Feb. 7, 2006 — -- Street protests sparked by the cartoons that caricatured the prophet Muhammad in European newspapers continue from New Zealand to Afghanistan, where this morning protesters attacked a Norwegian military base.

A 14-year-old boy has reportedly been killed in clashes with police in Somalia. In Iran, protesters hurled rocks and firebombs at the Danish embassy as a newspaper launched a competition to test Western protection of free speech by asking readers to submit cartoons about the Holocaust.

A European Muslim group has already published on its Web site a cartoon of Adolf Hitler in bed with Anne Frank. "If it is the time to break taboos and cross all the red lines," it explains, "we certainly do not want to fall behind."

U.S. and Danish consulates in Indonesia, the world's most populous Muslim nation, have come under attack. The Danish government this morning urged its citizens to leave.

The dozen cartoons originally appeared in September, and they attracted little notice outside some offended Muslims in Denmark. Some Muslim clerics living in Denmark took the cartoons with them on a trip to Saudi Arabia where they were seen by plenty of people. One of the cartoons depicts the prophet's turban as a bomb.

Another cartoon shows a group of suicide bombers trying to enter heaven and the prophet saying: "There are no more virgins left."

The cartoons insult the Muslim sense of honor, said Imam Feisal Abdul Rauf, who works to promote understanding between Muslims and other communities.

"The cartoons do enrage many Muslim cultures," he said. "Honor is of paramount importance; the honor of family, the religion, the tribe. Islam teaches that a prophet -- whether it is Muhammad, Jesus, Abraham, Moses -- should never be depicted."

But many critics charge that anti-Semitic cartoons are rampant in the Muslim world. In addition, Westerners see horrifying images of people like kidnapped reporter Jill Carroll pleading for her life or the death of Nicholas Berg, a young contractor who was beheaded by his captors in Iraq.

"Those depictions in the Arab press are horrifying and must go," Rauf said. "But I have to tell you, you would never see a depiction of a Christian or Jewish prophet, Abraham, Moses, Jesus, because Muslims believe that is sacred."
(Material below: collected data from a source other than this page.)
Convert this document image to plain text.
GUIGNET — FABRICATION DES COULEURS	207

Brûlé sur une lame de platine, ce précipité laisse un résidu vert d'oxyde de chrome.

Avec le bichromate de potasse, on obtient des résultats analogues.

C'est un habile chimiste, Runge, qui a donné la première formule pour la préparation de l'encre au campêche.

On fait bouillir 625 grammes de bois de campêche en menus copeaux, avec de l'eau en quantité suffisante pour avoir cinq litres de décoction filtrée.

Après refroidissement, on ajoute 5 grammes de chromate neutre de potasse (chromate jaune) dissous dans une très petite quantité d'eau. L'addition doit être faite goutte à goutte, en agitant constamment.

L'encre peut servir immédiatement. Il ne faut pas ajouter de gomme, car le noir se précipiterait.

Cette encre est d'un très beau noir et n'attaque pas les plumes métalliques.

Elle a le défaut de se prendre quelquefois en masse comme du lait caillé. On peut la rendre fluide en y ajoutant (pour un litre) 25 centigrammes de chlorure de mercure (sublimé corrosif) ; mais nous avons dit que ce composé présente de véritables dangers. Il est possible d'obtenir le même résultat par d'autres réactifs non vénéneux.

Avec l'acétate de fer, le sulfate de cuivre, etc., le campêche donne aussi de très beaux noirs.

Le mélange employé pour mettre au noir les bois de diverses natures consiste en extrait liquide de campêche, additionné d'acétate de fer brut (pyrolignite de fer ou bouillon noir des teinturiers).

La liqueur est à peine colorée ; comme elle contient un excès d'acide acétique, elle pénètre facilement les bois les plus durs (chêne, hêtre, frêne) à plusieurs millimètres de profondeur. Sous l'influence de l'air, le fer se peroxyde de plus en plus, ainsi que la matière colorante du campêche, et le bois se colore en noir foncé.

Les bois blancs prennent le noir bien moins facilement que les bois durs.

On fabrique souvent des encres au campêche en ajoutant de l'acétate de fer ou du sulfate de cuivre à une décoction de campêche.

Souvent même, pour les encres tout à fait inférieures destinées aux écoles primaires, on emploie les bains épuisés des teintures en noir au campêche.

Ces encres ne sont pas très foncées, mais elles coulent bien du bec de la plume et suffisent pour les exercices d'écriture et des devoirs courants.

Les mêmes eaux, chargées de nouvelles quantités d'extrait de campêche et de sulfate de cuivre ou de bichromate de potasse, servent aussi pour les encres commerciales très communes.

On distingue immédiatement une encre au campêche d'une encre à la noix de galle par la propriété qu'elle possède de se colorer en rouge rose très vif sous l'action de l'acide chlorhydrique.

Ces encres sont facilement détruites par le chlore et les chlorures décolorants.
In Europe, which has a large Muslim minority, many fear the protests will only deepen the religious rift in society. The cartoons have sparked some outrage in the United States as well.

Two dozen people gathered outside The Philadelphia Inquirer's offices after it published one of the cartoons of Muhammad. The protesters said they would be back today unless the newspaper apologized.

"The Muslim experience is very different" in Europe, Rauf said. The United States "is a country of immigrants. Muslims everywhere feel that their comrades in the faith are looked down on. But in America it doesn't have to define you in the same way it does in Europe, where so many Muslims feel they will never be integrated into the life of the country they live in."